Netflix confirms that they will be piloting a new, cost-effective subscription plan available exclusively for mobile devices. Part of the streaming giant's continued major share of the streaming video market can be attributed to its initiative to adapt not only to smartphones and tablets, but also to emerging video technologies, like Chromecast, Roku, and FireTV. This move demonstrates another proactive attempt to optimize the preferred viewing experience of the subscriber.
Founded in 1997, the U.S.-based company started as a mail-order video rental service, competing with big names like Blockbuster. Netflix entered the video streaming market by making its licenced content accessible to viewers at an affordable monthly rate. Today in the U.S., accounts, which were once easily shareable, are available as one ($7.99), two ($10.99), or four ($13.99) viewer profiles per account. Their exponential growth is largely attributed to their investment in successful original content like House of Cards, Orange Is The New Black, and the Marvel TV Universe. Despite competitors like Hulu and Amazon Prime achieving their own wins, and long-time partner Disney's decision to invest in their own streaming service, Netflix has fastidiously been one step ahead when it comes to anticipating viewership trends in a still-rapidly shifting content consumption landscape. Now they may have pinpointed the next turning point.

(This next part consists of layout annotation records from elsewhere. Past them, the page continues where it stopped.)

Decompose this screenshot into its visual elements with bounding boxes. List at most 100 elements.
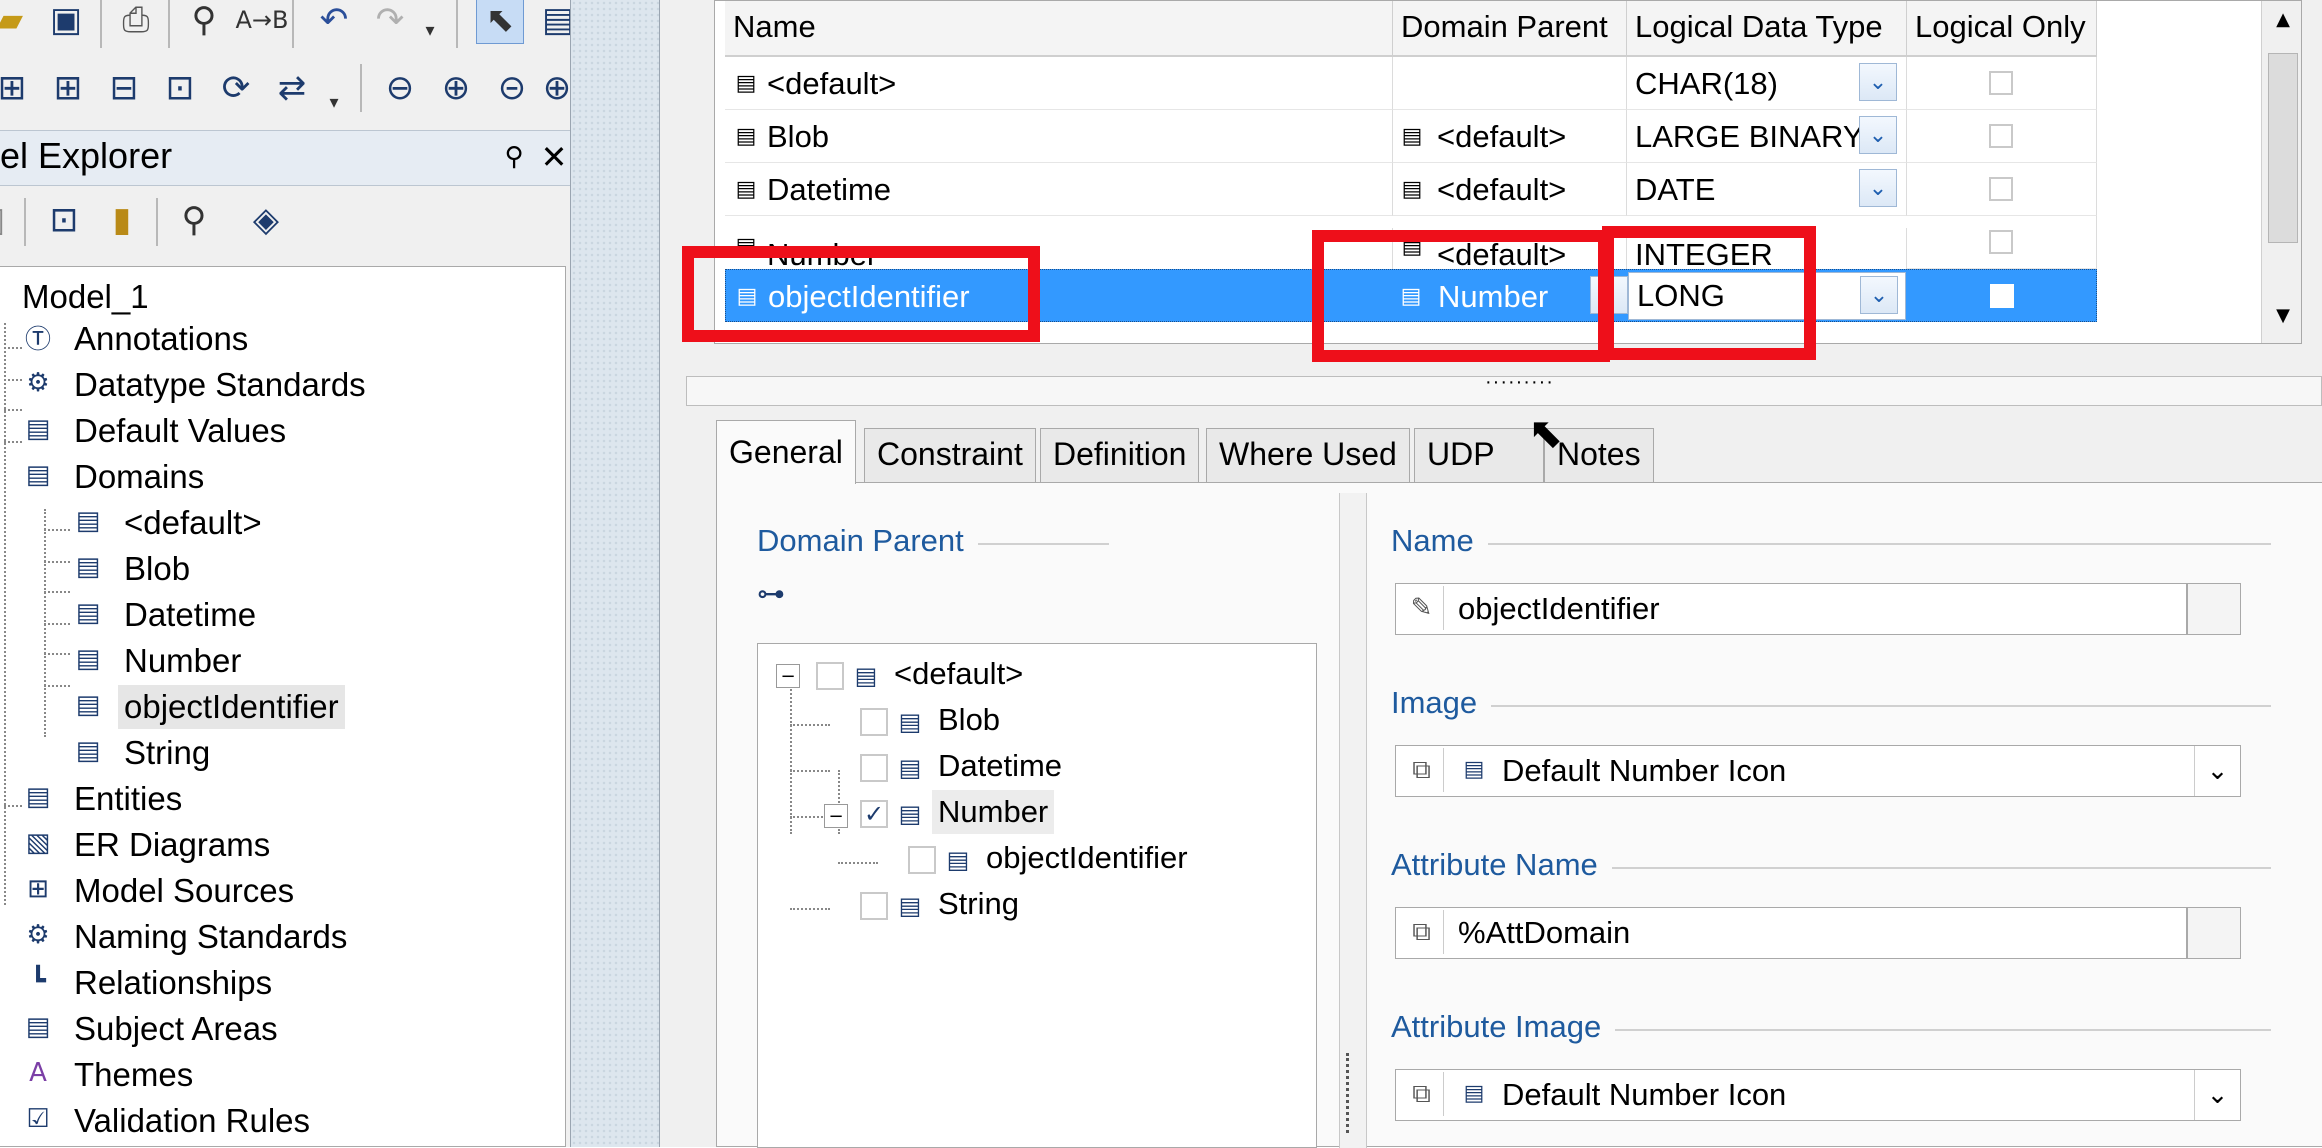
delete-icon[interactable]: ▮: [98, 196, 146, 244]
layout-cols-icon[interactable]: ⊡: [156, 64, 204, 112]
print-icon[interactable]: ⎙: [112, 0, 160, 44]
tree-item-relationships[interactable]: Relationships: [74, 961, 272, 1005]
tree-root-model[interactable]: Model_1: [22, 275, 149, 319]
tree-item-er-diagrams[interactable]: ER Diagrams: [74, 823, 270, 867]
scroll-thumb[interactable]: [2268, 53, 2298, 243]
parent-tree-item[interactable]: Datetime: [938, 744, 1062, 788]
type-dropdown-icon[interactable]: ⌄: [1859, 63, 1897, 101]
parent-tree-item[interactable]: <default>: [894, 652, 1023, 696]
parent-checkbox[interactable]: [860, 892, 888, 920]
toolbar-overflow-2-icon[interactable]: ▾: [322, 78, 346, 126]
tree-item-entities[interactable]: Entities: [74, 777, 182, 821]
tree-item-number[interactable]: Number: [124, 639, 241, 683]
type-dropdown-icon[interactable]: ⌄: [1859, 116, 1897, 154]
tree-item-datatype-standards[interactable]: Datatype Standards: [74, 363, 366, 407]
col-header-domain-parent[interactable]: Domain Parent: [1393, 1, 1627, 57]
tree-item-model-sources[interactable]: Model Sources: [74, 869, 294, 913]
chevron-down-icon[interactable]: ⌄: [2194, 746, 2240, 796]
col-header-name[interactable]: Name: [725, 1, 1393, 57]
tree-item-datetime[interactable]: Datetime: [124, 593, 256, 637]
logical-only-checkbox[interactable]: [1989, 177, 2013, 201]
properties-icon[interactable]: ⊡: [40, 196, 88, 244]
column-splitter[interactable]: [1339, 493, 1367, 1148]
parent-tree-item[interactable]: Blob: [938, 698, 1000, 742]
table-row[interactable]: ▤ Datetime ▤ <default> DATE ⌄: [725, 163, 2097, 216]
find-replace-icon[interactable]: A→B: [236, 0, 289, 44]
zoom-page-icon[interactable]: ⊕: [544, 64, 570, 112]
close-icon[interactable]: ✕: [536, 138, 572, 176]
tree-item-blob[interactable]: Blob: [124, 547, 190, 591]
parent-checkbox[interactable]: [860, 754, 888, 782]
table-row[interactable]: ▤ <default> CHAR(18) ⌄: [725, 57, 2097, 110]
logical-only-checkbox[interactable]: [1990, 284, 2014, 308]
open-folder-icon[interactable]: ▰: [0, 0, 34, 44]
tree-item-default-domain[interactable]: <default>: [124, 501, 262, 545]
attribute-image-select[interactable]: ⧉ ▤ Default Number Icon ⌄: [1395, 1069, 2241, 1121]
horizontal-splitter[interactable]: ·········: [686, 371, 2322, 406]
tab-definition[interactable]: Definition: [1040, 428, 1200, 482]
parent-checkbox[interactable]: [860, 708, 888, 736]
scroll-up-icon[interactable]: ▲: [2262, 1, 2301, 37]
search-icon[interactable]: ⚲: [170, 196, 218, 244]
table-row[interactable]: ▤ Blob ▤ <default> LARGE BINARY ⌄: [725, 110, 2097, 163]
pin-icon[interactable]: ⚲: [496, 139, 532, 175]
image-select[interactable]: ⧉ ▤ Default Number Icon ⌄: [1395, 745, 2241, 797]
name-field[interactable]: ✎ objectIdentifier: [1395, 583, 2187, 635]
attribute-name-field[interactable]: ⧉ %AttDomain: [1395, 907, 2187, 959]
tree-item-themes[interactable]: Themes: [74, 1053, 193, 1097]
pointer-tool-icon[interactable]: ⬉: [476, 0, 524, 44]
parent-tree-item[interactable]: String: [938, 882, 1019, 926]
parent-tree-item[interactable]: Number: [932, 790, 1055, 834]
tree-item-domains[interactable]: Domains: [74, 455, 204, 499]
save-icon[interactable]: ▣: [42, 0, 90, 44]
attribute-name-ellipsis-button[interactable]: [2187, 907, 2241, 959]
logical-only-checkbox[interactable]: [1989, 124, 2013, 148]
parent-tree-item[interactable]: objectIdentifier: [986, 836, 1188, 880]
tab-general[interactable]: General: [716, 420, 856, 484]
type-dropdown-icon[interactable]: ⌄: [1860, 276, 1898, 314]
parent-dropdown-icon[interactable]: ⌄: [1590, 276, 1628, 314]
scroll-down-icon[interactable]: ▼: [2262, 297, 2301, 333]
table-row-selected[interactable]: ▤ objectIdentifier ▤ Number ⌄ LONG ⌄: [725, 269, 2097, 322]
logical-only-checkbox[interactable]: [1989, 230, 2013, 254]
undo-icon[interactable]: ↶: [310, 0, 358, 44]
parent-checkbox-checked[interactable]: ✓: [860, 800, 888, 828]
zoom-out-icon[interactable]: ⊖: [376, 64, 424, 112]
tab-udp[interactable]: UDP: [1414, 428, 1544, 482]
parent-checkbox[interactable]: [816, 662, 844, 690]
chevron-down-icon[interactable]: ⌄: [2194, 1070, 2240, 1120]
tree-item-subject-areas[interactable]: Subject Areas: [74, 1007, 278, 1051]
zoom-fit-icon[interactable]: ⊝: [488, 64, 536, 112]
tab-constraint[interactable]: Constraint: [864, 428, 1036, 482]
tree-item-string[interactable]: String: [124, 731, 210, 775]
redo-icon[interactable]: ↷: [366, 0, 414, 44]
tab-where-used[interactable]: Where Used: [1206, 428, 1410, 482]
logical-only-checkbox[interactable]: [1989, 71, 2013, 95]
tag-icon[interactable]: ◈: [242, 196, 290, 244]
collapse-node-icon[interactable]: −: [776, 664, 800, 688]
table-row[interactable]: ▤ Number ▤ <default> INTEGER: [725, 216, 2097, 269]
col-header-logical-only[interactable]: Logical Only: [1907, 1, 2097, 57]
hierarchy-icon[interactable]: ⊶: [757, 573, 785, 613]
find-icon[interactable]: ⚲: [180, 0, 228, 44]
sync-icon[interactable]: ⇄: [268, 64, 316, 112]
tree-item-objectidentifier[interactable]: objectIdentifier: [118, 685, 345, 729]
layout-icon[interactable]: ⊞: [0, 64, 36, 112]
name-ellipsis-button[interactable]: [2187, 583, 2241, 635]
collapse-node-icon[interactable]: −: [824, 804, 848, 828]
toolbar-overflow-icon[interactable]: ▾: [418, 6, 442, 54]
layout-tree-icon[interactable]: ⊟: [100, 64, 148, 112]
tree-item-default-values[interactable]: Default Values: [74, 409, 286, 453]
tree-item-validation-rules[interactable]: Validation Rules: [74, 1099, 310, 1143]
col-header-logical-type[interactable]: Logical Data Type: [1627, 1, 1907, 57]
collapse-icon[interactable]: ▯: [0, 196, 20, 244]
layout-hier-icon[interactable]: ⊞: [44, 64, 92, 112]
zoom-in-icon[interactable]: ⊕: [432, 64, 480, 112]
type-dropdown-icon[interactable]: ⌄: [1859, 169, 1897, 207]
tree-item-naming-standards[interactable]: Naming Standards: [74, 915, 347, 959]
grid-scrollbar[interactable]: ▲ ▼: [2261, 1, 2301, 343]
pane-splitter[interactable]: [570, 0, 660, 1147]
parent-checkbox[interactable]: [908, 846, 936, 874]
tree-item-annotations[interactable]: Annotations: [74, 317, 248, 361]
refresh-icon[interactable]: ⟳: [212, 64, 260, 112]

Netflix confirms that they will be a testing a mobile-only subscription retailed at $4.00 per month. So far, only India and Malaysia are confirmed to be test markets for the project, which will, at least initially, focus on Asian markets, due to the significantly higher rates of smart device video consumption. According to Variety, a quarterly third-party study revealed that nearly 74 percent of total video plays were on mobile devices in the Asia-Pacific region, vs. roughly 55 percent in North America and Europe. A Netflix spokesperson commented to Variety:
“We are always looking for ways to make Netflix more enjoyable and more accessible to people all over the world. In this case, we are testing to understand consumer interest in a mobile-only plan in some countries.”
For Netflix, the project coincides with a focus on Asian market penetration by increasing content creation. In India, Netflix's subscriber base is reportedly five million, compared to Amazon's 11 million. They've ordered 17 new originals to be developed in Japan, India, Thailand, and Taiwan, following the success of both their live-action and animated shows like Good Morning Call and Devilman Crybaby.
Whether or not the project would be viable for North American viewers is up for debate. Some studies have shown that mobile streaming is much higher among millennials, not only for Netflix, but also services like YouTube and Spotify. Netflix's mobile capabilities also enable the user to download and watch content offline, which has helped proliferate a trend of watching more content out of the home. While Netflix reportedly disparaged its association with binge-watching, they're also clearly taking measures to create more to watch by doubling their original content creation quota, and bringing on television's creative titans like Shonda Rhimes, Ryan Murphy and Marti Noxon. The next year will therefore likely better answer some long-standing questions about what some content consumption trends will look like in the next decade.